One of the key components of sustainable practice has become water. This is perhaps our most precious natural resource and is one that we are guilty of using with profligacy. Water underpins all efforts at sustainability. It is now possible to measure the embedded water cost of products. One pound of cotton (whether it is organic or not) takes 101 gallons of water to produce. One ton of steel costs 62,000 gallons of water. These are sobering figures when you consider the world’s freshwater supplies are already perilously close to being outstripped by demand. Already ground water supplies are running low, as are fossil water supplies. Water experts predict India will be the first country to see chronic water shortages: already every year millions of wells are dug in search of new reserves of ground water. The country simply cannot support a population exceeding 1 billion people.

Sustainability uses watershed assessment to look at water. The goal of sustainable water use is to measure the total amount of precipitation landing on the surface of a community and using this figure to determine the number of people who can live in that community in a sustainable manner.

Palm Jumeirah in Dubai
Palm Jumeirah in Dubai

Unplugging and Dubai

Green interior design is part of sustainable design. It has picked up on many of the concerns of the sustainable movement such as energy efficiency, water conservation, reduction in carbon emissions and careful use of natural resources. The goal of green interior design fits in with the sustainable mantra of the triple bottom line – people, planet and profits. Green interior design seeks to make interiors safer for human habitation, to reduce the water and carbon footprint of a house and to convert energy and water efficiency into monetary savings. Green interior design is one small piece of the sustainable jigsaw that is in some ways a microcosm of the entire drive to ‘unplug’.

Finally, the notion of unplugging brings up the importance of alternative sources of energy such as solar energy and wind energy. Green energy is perhaps the key to uncoupling our existence from the destructive influence of fossil fuels. If we can make carbon free energy, then half the battle is won.
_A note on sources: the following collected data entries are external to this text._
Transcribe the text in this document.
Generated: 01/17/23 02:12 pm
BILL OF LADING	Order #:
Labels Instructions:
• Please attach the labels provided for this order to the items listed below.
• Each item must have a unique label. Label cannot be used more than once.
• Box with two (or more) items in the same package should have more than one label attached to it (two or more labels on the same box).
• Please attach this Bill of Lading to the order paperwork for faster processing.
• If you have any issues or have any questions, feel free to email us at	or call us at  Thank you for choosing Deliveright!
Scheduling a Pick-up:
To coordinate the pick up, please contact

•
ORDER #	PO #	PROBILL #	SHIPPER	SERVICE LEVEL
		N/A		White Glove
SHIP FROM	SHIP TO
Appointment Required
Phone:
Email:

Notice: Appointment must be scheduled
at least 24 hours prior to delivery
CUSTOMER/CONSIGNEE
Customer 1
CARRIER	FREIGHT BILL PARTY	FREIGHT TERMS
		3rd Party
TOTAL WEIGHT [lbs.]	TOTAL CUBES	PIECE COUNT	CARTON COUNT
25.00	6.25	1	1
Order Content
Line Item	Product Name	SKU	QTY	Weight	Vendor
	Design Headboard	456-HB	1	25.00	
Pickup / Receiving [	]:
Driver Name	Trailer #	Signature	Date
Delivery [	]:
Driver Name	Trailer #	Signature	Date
In the last 50 years small and obscure villages such as Dubai and Shenzhen have exploded into megatropolis status. Dubai in particular is a great example of a place which is entirely without sustainable merit. Everything is paid for and powered by oil. Drinking water is produced by costly desalination, skyscrapers litter the skyline, artificial beach suburbs are built and all the food is imported. Nothing is recycled and nothing is grown. There isn’t a single solar panel to be found despite the scorching heat. Dubai strives to have the tallest building. The irony of man seeking to reach the level of God is surely not lost on most casual observers. Dubai is Babel. And just as those original biblical tower builders were blinded by their hubris so the powers that be in Dubai are willfully ignoring the truth of sustainability. When the oil runs out the city will die and in just a few decades the desert will reclaim Dubai until just a few traces of mangled steel are visible just like the broken statue of Ozymandias:

“And on the pedestal these words appear:
`My name is Ozymandias, King of Kings:
Look on my works, ye mighty, and despair!'
Nothing beside remains. Round the decay
Of that colossal wreck, boundless and bare,
The lone and level sands stretch far away".